Le porte-parole de la présidence, Théophane Nzame-Nze Biyoghe, a tenu ce 21 janvier une conférence de presse pour éclairer l’opinion sur la réponse de l’État aux tensions sociales qui paralysent le pays. Entre les classes vides, les hôpitaux sous pression et une insécurité urbaine persistante, les Gabonais subissent les répercussions de crises structurelles accumulées depuis des décennies. Le gouvernement a détaillé une série de mesures progressives touchant à l’éducation, la santé et la sécurité, tout en plaidant pour un apaisement nécessaire à la mise en œuvre de ces réformes. Chaque secteur fera l’objet d’un suivi rigoureux afin que les annonces se traduisent concrètement dans le quotidien des citoyens.
Le front de l’éducation nationale reste sans doute le plus inflammable de la période actuelle. Alors que le ministère de l’Éducation nationale avait annoncé une reprise des cours pour le lundi 19 janvier, après une concertation entre le chef de l’État et les acteurs du secteur, les établissements sont demeurés déserts. Ce maintien du mouvement de grève traduit une lassitude profonde des enseignants qui dépasse le simple cadre de la revendication salariale. « Personne ne prend plaisir à ce que les enseignants se plaignent », a d’ailleurs reconnu d’emblée Théophane Nzame-Nze Biyoghe. La Présidence assure toutefois que le processus avance, rappelant que la commission tripartite travaille sur les revendications bien avant l’intervention de Brice Clotaire Oligui Nguema, laquelle est venue apporter un cadrage politique décisif.

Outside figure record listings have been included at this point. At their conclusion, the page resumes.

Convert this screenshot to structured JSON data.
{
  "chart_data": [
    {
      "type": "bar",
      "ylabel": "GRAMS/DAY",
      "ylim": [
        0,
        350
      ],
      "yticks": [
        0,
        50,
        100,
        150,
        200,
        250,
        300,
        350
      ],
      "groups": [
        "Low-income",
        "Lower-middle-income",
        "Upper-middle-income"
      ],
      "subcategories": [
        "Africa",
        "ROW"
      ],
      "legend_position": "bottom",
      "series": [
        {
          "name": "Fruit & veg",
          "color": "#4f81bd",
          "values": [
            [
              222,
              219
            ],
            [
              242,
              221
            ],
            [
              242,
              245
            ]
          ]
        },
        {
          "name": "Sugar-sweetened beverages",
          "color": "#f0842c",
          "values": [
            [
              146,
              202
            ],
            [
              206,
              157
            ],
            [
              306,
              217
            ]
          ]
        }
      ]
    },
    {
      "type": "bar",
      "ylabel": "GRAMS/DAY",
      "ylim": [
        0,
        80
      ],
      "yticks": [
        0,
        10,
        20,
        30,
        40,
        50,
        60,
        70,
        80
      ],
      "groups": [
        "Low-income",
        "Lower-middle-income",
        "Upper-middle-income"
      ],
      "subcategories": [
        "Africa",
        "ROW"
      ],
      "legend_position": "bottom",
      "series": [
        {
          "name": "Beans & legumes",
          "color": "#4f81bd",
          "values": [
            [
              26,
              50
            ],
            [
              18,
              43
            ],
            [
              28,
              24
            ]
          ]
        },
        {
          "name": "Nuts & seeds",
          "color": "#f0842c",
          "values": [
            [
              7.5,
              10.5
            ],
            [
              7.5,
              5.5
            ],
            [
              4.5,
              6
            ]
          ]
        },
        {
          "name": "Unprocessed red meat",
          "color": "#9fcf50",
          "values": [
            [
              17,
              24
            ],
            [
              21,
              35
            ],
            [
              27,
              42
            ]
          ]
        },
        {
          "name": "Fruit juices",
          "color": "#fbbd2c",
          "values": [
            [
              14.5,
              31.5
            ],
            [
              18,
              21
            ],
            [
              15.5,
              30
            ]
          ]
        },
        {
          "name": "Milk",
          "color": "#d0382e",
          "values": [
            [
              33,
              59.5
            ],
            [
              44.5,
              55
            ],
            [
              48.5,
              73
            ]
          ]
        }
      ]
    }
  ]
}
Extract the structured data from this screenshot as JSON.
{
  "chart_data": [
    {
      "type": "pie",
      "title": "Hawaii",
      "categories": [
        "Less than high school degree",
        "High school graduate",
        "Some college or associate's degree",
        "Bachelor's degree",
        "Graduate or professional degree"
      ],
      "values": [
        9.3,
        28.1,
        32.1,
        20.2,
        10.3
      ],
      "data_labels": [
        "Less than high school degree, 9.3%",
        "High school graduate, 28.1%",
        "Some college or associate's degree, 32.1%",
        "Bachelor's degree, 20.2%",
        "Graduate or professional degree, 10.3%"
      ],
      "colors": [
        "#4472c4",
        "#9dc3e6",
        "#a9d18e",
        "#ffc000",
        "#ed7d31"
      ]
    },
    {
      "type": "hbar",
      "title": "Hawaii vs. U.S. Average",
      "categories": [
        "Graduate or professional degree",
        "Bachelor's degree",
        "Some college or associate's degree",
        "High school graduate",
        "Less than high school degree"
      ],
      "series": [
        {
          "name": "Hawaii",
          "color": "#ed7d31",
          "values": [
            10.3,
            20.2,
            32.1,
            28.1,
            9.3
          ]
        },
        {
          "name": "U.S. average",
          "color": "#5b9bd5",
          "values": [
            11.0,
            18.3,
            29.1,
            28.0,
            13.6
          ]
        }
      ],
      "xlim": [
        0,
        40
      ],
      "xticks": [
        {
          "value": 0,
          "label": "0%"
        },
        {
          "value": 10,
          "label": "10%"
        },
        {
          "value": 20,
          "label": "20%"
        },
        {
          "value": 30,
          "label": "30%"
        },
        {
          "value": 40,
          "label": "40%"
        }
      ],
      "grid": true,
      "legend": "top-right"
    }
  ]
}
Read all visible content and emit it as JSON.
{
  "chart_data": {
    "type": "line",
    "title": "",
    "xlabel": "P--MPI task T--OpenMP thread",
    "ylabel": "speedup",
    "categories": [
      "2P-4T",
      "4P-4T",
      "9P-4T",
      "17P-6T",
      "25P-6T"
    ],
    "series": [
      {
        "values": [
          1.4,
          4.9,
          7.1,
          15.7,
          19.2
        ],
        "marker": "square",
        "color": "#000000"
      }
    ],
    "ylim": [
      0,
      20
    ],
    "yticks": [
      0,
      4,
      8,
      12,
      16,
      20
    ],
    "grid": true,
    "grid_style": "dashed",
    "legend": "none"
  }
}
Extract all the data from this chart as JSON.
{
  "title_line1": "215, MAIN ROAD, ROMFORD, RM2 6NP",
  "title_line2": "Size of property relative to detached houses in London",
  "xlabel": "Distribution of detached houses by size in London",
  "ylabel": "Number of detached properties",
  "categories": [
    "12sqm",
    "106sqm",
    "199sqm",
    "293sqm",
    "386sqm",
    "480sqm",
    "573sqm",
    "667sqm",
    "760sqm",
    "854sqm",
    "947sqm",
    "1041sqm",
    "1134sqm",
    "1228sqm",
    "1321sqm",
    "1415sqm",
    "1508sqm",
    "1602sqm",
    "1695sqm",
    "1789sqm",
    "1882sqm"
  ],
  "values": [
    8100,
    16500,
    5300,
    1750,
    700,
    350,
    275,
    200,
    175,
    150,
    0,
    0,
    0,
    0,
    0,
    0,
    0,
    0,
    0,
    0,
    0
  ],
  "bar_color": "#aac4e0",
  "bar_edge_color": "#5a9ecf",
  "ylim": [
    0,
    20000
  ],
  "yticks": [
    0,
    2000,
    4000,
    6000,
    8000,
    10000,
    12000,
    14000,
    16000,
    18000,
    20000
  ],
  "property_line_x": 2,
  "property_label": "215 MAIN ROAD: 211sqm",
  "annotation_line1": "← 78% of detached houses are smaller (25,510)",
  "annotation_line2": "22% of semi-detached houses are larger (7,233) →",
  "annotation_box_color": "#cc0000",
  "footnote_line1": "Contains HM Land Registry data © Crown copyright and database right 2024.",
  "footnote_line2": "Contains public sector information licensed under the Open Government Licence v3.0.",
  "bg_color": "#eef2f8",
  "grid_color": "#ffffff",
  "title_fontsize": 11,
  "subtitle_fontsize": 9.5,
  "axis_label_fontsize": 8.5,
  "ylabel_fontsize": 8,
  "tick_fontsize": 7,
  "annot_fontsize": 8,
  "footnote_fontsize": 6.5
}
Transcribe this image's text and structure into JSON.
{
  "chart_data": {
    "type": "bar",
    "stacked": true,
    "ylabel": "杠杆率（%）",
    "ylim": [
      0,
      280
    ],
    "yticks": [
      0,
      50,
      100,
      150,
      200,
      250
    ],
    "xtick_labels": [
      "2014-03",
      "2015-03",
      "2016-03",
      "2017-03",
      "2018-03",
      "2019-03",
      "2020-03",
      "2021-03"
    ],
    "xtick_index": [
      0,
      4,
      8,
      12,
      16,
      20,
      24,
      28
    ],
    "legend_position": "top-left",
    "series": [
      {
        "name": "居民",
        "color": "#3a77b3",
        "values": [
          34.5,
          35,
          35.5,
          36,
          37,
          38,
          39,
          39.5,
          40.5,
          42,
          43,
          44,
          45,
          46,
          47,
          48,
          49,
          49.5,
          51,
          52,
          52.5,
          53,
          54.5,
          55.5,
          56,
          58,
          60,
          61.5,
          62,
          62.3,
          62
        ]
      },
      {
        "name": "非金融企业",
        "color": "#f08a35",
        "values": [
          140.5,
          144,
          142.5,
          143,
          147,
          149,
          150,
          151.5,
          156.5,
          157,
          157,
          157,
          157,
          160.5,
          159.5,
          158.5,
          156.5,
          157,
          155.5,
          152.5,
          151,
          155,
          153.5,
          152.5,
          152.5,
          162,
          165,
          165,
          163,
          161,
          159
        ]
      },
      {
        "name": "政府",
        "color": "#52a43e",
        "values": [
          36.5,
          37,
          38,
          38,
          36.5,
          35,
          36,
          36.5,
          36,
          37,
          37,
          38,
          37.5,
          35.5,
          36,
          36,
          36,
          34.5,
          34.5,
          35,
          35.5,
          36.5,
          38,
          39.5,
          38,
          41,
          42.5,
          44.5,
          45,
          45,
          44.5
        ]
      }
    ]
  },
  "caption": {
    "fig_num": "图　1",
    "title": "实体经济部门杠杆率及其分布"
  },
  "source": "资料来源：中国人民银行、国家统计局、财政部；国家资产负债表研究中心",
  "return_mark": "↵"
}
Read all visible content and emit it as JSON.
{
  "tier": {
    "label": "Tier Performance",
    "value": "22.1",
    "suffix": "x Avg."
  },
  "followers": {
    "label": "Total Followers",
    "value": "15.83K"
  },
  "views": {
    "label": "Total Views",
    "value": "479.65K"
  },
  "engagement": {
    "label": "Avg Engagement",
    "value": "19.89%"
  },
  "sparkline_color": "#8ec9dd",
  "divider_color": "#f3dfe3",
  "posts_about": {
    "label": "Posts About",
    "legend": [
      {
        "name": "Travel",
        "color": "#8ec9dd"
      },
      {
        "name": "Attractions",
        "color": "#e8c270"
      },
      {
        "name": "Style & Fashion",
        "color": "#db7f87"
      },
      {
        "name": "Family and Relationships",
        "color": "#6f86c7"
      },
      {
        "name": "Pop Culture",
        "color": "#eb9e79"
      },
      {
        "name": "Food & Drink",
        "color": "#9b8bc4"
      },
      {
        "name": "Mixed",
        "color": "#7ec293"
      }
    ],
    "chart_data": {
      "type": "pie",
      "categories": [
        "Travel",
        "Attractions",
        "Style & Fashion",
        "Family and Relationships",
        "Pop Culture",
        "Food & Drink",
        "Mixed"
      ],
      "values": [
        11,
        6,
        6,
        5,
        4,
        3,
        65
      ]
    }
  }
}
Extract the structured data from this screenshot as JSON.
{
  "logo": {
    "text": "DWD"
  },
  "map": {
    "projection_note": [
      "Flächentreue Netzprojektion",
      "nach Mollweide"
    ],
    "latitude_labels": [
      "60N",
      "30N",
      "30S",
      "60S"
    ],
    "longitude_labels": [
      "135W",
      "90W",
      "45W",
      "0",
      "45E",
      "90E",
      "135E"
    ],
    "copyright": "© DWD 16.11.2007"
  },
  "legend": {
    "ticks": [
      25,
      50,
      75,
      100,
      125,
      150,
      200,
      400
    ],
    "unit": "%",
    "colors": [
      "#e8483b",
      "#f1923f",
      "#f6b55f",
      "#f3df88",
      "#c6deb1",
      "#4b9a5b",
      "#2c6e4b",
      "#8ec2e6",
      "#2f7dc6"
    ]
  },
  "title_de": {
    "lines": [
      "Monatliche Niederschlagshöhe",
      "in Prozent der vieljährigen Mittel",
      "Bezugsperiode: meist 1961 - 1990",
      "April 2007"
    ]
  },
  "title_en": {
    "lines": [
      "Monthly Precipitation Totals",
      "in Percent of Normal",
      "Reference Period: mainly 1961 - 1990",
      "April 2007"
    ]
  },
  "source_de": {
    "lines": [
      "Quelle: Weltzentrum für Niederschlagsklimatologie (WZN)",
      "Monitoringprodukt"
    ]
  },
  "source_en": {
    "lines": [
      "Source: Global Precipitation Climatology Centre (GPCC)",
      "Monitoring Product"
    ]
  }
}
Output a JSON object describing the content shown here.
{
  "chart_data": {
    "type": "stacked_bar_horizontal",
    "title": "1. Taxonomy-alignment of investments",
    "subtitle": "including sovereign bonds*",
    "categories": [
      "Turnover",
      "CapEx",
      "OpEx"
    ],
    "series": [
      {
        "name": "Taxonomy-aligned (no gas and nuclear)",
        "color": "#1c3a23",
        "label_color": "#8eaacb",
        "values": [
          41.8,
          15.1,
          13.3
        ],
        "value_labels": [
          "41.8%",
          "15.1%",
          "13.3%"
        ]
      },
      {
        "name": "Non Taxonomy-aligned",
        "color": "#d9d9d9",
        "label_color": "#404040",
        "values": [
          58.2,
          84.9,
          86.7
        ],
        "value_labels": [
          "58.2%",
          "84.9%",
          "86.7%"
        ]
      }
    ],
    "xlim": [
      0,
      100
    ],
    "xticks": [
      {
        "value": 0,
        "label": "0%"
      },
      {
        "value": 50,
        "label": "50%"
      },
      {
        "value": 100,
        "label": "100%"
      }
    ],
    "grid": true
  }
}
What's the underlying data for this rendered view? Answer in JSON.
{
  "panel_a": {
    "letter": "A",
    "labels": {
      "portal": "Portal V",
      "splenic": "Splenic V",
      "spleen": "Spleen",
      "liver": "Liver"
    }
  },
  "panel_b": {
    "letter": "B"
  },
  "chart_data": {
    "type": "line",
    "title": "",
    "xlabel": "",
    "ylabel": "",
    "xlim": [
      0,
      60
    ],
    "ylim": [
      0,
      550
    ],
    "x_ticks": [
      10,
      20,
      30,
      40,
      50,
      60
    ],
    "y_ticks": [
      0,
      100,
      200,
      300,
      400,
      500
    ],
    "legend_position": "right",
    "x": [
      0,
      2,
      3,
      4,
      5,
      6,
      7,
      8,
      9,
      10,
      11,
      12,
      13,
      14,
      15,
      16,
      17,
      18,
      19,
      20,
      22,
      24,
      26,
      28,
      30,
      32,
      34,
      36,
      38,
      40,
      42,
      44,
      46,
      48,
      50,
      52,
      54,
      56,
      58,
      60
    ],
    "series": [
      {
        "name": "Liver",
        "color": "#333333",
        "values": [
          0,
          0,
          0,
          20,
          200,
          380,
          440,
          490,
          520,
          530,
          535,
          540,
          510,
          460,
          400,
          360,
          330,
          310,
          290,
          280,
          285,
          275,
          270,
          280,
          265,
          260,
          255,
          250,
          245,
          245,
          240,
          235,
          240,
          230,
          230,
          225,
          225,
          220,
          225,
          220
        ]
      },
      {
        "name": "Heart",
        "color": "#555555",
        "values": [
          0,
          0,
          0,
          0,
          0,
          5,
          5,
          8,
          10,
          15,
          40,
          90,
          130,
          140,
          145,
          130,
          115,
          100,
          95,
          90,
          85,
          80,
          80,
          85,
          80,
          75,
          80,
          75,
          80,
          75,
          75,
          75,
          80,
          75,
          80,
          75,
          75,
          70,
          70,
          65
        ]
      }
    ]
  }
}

Un calendrier de régularisation pour l’école et la santé
Dès le mois de février 2026, des mesures concrètes devraient entrer en vigueur, notamment la mise en solde intégrale des sortants d’écoles et la régularisation de 4 000 situations administratives. Ces annonces visent à débloquer des carrières et des revenus gelés depuis trop longtemps. Si le président de la République concède la légitimité de ces attentes, il n’hésite pas à les imputer à ce qu’il qualifie de « gestion calamiteuse de longue date ». Les effets financiers étant techniquement liés au calendrier des soldes entre le 5 et le 10 de chaque mois, les autorités appellent à la patience et à une reprise immédiate des cours en attendant l’échéance de février.
Le secteur de la santé fait également l’objet d’une attention particulière pour éviter une contagion de la contestation. Les échanges entre le chef de l’État et les représentants du personnel soignant ont exposé les plaies du système : précarité de la main-d’œuvre, gouvernance défaillante et obsolescence de certains plateaux techniques. Pour y remédier, l’exécutif annonce la réactivation du Conseil national de la santé et la création d’une Haute Autorité de la Santé, destinée à garantir la performance et la qualité des soins. Une commission tripartite sera, là aussi, instituée pour assurer le suivi des engagements et veiller à la mise en œuvre des réformes structurelles attendues par les praticiens.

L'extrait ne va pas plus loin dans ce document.